Welcome to the Nourish Clinical Insights Blog, a resource for clinicians. With help from our key contributor, Dr. Mark DeLegge, we will be posting abstracts of relevant medical articles as well as other home nutrition content, and we look forward to your input. As an industry leader in home nutrition support, we strive continuously to enhance patient care and professional growth by advancing the knowledge, skills and understanding of TPN and tube feeding therapies. Our goal is that this blog will help further these efforts and be a forum for ideas about nutrition support. We hope you enjoy it and we encourage you to participate!

 

Jun 29, 2012

Ethanol Lock Therapy for Prevention of CLABSIs in HPN Patients

Wales WP, Kosar C, Carricato M, de Silva N, Lang K, Avitzur Y. Ethanol lock therapy to reduce the incidence of catheter-related bloodstream infections in home parenteral nutrition patients with intestinal failure: preliminary experience. J Pediatr Surg. 2011;46:951–956.

Catheter-related bloodstream infections (CRBSIs) are a major cause of morbidity and mortality in the home parenteral nutrition (HPN) patient population. In the pediatric literature, case reports have noted the success of ethanol “catheter lock” in the treatment and prevention of CRBSIs.

In this article, Wales et al reported on the technique of locking 1–3 cc of 70% ethanol into central venous catheters (CVCs) used for HPN in a pediatric population. Ethanol was “locked” within the CVC for 4 hours between daily PN infusion cycles and then flushed through into the bloodstream. Ten patients began treatment with ethanol lock. Previously, this group had experienced 91 CRBSIs, with a mean of 10+/- 6.2 infections per 1,000 catheter days (CDs). They also experienced 5.6 catheter replacements per 1,000 CDs. Post-institution of the ethanol lock technique, the CRBSI infection rate in this same group was 0.9+/- 1.8 per 1,000 CDs (p=.005 when compared to prior experience). CVC replacements were now 0.3/1,000 CDs (p=.038 when compared to prior experience).
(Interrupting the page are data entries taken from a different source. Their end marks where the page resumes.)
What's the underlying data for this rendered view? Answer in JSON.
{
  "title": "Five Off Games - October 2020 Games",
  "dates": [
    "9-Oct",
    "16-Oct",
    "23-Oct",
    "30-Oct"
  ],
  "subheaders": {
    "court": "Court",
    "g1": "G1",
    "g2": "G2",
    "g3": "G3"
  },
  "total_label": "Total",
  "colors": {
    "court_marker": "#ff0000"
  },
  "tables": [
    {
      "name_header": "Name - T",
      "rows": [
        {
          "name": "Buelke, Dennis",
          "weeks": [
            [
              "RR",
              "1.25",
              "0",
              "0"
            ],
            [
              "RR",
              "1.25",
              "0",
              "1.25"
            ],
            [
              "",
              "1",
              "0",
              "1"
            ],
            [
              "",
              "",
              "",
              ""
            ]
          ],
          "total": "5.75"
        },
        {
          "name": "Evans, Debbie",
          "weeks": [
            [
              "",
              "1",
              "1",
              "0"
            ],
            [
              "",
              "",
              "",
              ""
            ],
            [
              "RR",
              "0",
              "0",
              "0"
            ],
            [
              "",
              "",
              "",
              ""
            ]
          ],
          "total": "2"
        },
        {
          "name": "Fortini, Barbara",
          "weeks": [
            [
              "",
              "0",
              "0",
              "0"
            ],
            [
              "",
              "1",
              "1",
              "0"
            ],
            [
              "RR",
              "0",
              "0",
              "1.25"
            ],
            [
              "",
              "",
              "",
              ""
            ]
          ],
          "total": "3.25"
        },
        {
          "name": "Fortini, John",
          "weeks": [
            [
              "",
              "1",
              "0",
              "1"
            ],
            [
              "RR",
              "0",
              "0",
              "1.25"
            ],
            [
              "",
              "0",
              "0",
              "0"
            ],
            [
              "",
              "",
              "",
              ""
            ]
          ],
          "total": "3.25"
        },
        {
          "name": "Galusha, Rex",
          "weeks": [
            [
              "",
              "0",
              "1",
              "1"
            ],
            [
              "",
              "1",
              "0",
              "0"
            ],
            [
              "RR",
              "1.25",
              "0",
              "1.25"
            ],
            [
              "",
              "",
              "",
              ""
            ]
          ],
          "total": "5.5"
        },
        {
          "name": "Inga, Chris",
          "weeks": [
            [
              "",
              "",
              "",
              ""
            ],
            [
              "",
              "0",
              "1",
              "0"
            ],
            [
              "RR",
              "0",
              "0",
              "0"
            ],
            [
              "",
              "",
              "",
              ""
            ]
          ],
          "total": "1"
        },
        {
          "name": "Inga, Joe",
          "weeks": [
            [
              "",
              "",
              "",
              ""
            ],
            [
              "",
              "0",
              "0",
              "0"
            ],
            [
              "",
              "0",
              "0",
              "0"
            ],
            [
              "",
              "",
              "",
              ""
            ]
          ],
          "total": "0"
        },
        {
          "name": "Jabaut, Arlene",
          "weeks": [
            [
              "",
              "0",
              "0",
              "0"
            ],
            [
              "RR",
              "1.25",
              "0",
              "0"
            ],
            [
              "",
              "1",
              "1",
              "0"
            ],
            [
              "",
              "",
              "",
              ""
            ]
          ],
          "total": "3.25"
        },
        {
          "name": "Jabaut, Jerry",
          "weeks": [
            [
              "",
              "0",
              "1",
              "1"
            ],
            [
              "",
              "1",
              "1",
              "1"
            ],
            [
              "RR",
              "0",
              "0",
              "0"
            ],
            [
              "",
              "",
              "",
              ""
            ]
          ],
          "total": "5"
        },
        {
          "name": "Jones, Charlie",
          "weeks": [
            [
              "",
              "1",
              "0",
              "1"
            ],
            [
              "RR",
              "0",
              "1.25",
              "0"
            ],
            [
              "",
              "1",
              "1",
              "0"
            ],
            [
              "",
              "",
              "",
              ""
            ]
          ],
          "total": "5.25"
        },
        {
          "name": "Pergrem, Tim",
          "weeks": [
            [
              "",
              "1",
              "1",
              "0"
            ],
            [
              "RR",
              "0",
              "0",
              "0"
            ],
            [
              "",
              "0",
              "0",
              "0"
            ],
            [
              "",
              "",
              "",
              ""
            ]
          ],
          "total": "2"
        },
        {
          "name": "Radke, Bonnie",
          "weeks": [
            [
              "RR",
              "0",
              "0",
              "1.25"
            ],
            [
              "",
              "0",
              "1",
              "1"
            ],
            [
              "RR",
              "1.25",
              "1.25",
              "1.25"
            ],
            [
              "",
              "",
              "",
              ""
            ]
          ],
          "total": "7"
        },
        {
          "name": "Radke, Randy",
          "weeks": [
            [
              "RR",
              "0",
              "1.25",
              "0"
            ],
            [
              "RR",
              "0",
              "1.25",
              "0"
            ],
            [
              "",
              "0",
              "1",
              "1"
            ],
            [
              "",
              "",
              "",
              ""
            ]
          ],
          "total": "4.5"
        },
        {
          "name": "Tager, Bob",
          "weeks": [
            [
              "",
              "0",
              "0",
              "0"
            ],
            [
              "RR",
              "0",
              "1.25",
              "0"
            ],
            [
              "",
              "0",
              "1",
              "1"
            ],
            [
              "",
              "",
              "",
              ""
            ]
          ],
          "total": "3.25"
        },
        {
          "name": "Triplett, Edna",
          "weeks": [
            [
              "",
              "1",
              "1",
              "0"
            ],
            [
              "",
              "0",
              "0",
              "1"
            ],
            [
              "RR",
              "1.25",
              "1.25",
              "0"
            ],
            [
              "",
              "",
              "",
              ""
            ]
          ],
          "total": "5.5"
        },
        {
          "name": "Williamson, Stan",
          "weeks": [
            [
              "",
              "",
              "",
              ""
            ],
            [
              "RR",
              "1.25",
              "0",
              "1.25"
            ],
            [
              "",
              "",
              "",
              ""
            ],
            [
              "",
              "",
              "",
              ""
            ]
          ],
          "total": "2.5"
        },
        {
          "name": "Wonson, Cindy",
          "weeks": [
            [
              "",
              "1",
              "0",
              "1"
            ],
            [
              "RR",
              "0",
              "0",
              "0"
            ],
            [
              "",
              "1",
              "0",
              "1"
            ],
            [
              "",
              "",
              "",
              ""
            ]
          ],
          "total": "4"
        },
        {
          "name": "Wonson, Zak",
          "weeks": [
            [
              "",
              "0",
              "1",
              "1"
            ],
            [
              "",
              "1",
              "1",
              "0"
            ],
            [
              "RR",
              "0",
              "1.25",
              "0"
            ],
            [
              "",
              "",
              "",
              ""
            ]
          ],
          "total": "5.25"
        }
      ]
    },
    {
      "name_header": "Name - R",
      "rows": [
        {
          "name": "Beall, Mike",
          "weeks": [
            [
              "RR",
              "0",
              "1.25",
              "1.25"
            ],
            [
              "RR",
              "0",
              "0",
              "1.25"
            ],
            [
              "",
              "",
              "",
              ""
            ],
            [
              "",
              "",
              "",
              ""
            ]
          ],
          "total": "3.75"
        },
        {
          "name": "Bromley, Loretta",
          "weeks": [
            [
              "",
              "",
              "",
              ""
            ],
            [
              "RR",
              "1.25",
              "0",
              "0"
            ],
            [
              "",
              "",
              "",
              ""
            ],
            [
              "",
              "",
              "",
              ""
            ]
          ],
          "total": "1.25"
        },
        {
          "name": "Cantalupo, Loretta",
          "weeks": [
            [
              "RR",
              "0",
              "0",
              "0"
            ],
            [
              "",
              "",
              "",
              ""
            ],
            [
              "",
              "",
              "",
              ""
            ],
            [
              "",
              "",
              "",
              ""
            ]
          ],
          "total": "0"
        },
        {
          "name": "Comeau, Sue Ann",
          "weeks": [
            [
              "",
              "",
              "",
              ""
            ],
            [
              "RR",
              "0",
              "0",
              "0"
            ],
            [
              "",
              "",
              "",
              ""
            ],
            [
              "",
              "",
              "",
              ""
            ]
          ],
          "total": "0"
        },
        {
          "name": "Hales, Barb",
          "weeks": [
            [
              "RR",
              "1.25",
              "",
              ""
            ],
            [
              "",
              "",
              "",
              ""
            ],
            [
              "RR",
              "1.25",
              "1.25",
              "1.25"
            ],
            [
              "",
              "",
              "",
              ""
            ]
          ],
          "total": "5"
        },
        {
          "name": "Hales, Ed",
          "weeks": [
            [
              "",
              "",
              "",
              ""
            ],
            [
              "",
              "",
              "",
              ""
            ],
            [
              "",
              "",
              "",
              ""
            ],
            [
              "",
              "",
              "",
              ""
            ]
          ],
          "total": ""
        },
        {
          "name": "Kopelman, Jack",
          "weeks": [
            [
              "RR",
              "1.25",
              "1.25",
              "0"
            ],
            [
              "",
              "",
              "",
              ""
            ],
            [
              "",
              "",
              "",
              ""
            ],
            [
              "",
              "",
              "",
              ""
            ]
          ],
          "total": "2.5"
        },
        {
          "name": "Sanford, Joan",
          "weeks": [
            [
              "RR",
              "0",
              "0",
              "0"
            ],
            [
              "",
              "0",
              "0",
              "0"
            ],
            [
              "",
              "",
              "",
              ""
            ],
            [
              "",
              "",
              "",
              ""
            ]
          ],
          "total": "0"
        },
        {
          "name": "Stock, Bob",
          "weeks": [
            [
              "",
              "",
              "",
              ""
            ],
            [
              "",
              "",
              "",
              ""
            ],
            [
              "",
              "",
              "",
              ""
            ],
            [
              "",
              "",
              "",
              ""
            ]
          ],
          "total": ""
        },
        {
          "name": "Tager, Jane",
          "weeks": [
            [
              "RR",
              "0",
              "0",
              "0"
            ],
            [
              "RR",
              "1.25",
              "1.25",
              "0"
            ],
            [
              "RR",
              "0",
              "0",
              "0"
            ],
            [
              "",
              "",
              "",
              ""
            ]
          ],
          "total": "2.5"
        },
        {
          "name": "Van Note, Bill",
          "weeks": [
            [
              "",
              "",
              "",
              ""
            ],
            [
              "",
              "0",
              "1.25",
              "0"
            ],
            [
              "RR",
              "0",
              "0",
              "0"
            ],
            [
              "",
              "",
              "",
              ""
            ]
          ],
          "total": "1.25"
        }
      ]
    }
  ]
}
Ethanol is an inexpensive antiseptic that is usually widely available. It works through protein denaturation of bacterial and fungal elements. Bench-top studies have shown that polyurethane and silicone CVCs can be immersed in 70% ethanol for 24 hours/day for 24 hours to 10 weeks without damage to the catheters.

This is one of a number of small, prospective observational studies noting a reduction in CRBSIs using the ethanol lock technique as compared to historical controls in the same patient population. To date, the reported complications to patients or CVCs while using this technique have been minimal. An appropriately powered prospective, randomized trial is necessary to confirm ethanol lock as an effective therapy for CVC infections. However, the number of reported small, positive trials to date in the literature would warrant its current use in patients at high risk for catheter infections.

Causes of Feelings of Burden for Caregivers of Pediatric HEN Patients

Calderón C, Gómez-López L, Martínez-Costa C, Borrcas Z, Moreno-Villero JM, Pedrón-Giner C. Feeling of burden, psychological distress and anxiety among primary caregivers of children with home enteral nutrition. J Pediatr Psychol. 2011 Mar;36(2):188–195.


For caregivers, the psychological impact of home care activities, such as home enteral nutrition (HEN), is determined by a number of factors. These include external forces (social support, the caregiver’s socioeconomic status, the doctor-patient relationship, knowledge of the disease, and home equipment needs); patient-dependent factors (illness severity, short-term prognosis, patient-caregiver relationship and patient psychological status); and caregiver-dependent factors (lifestyle, anxiety, ability to perform tasks, employment demands, and levels of grief and fear).

Calderón and colleagues examined the relationship between severe psychological factors and the burden experienced by caregivers of HEN pediatric patients. Fifty-six mothers who served as primary caregivers for their children on long-term HEN were evaluated for overall “caregiver burden” using standardized tools.

Researchers found that maternal age and family socioeconomic status were not significantly related to caregiver burden. Also, no specific patient diagnosis was related to caregiver burden. However, caregiver anxiety and psychological stress significantly increased the degree of caregiver burden. Although not demonstrated here, other studies have shown that the number and complexity of a patient’s disease did impact caregiver burden.

This study underscores the impact of the caregiver’s mental health and ability to cope with stress on their feelings of “burden.” These increased feelings of burden could result in marital discourse, resentment, reduced quality of life, and poorer overall care delivered by the caregiver. Health providers, including home care and home equipment providers, need to be fully aware of these issues and the potential impact they may have on the patient. Efforts should be made to assess caregiver burden during the course of a patient’s treatment in the home environment.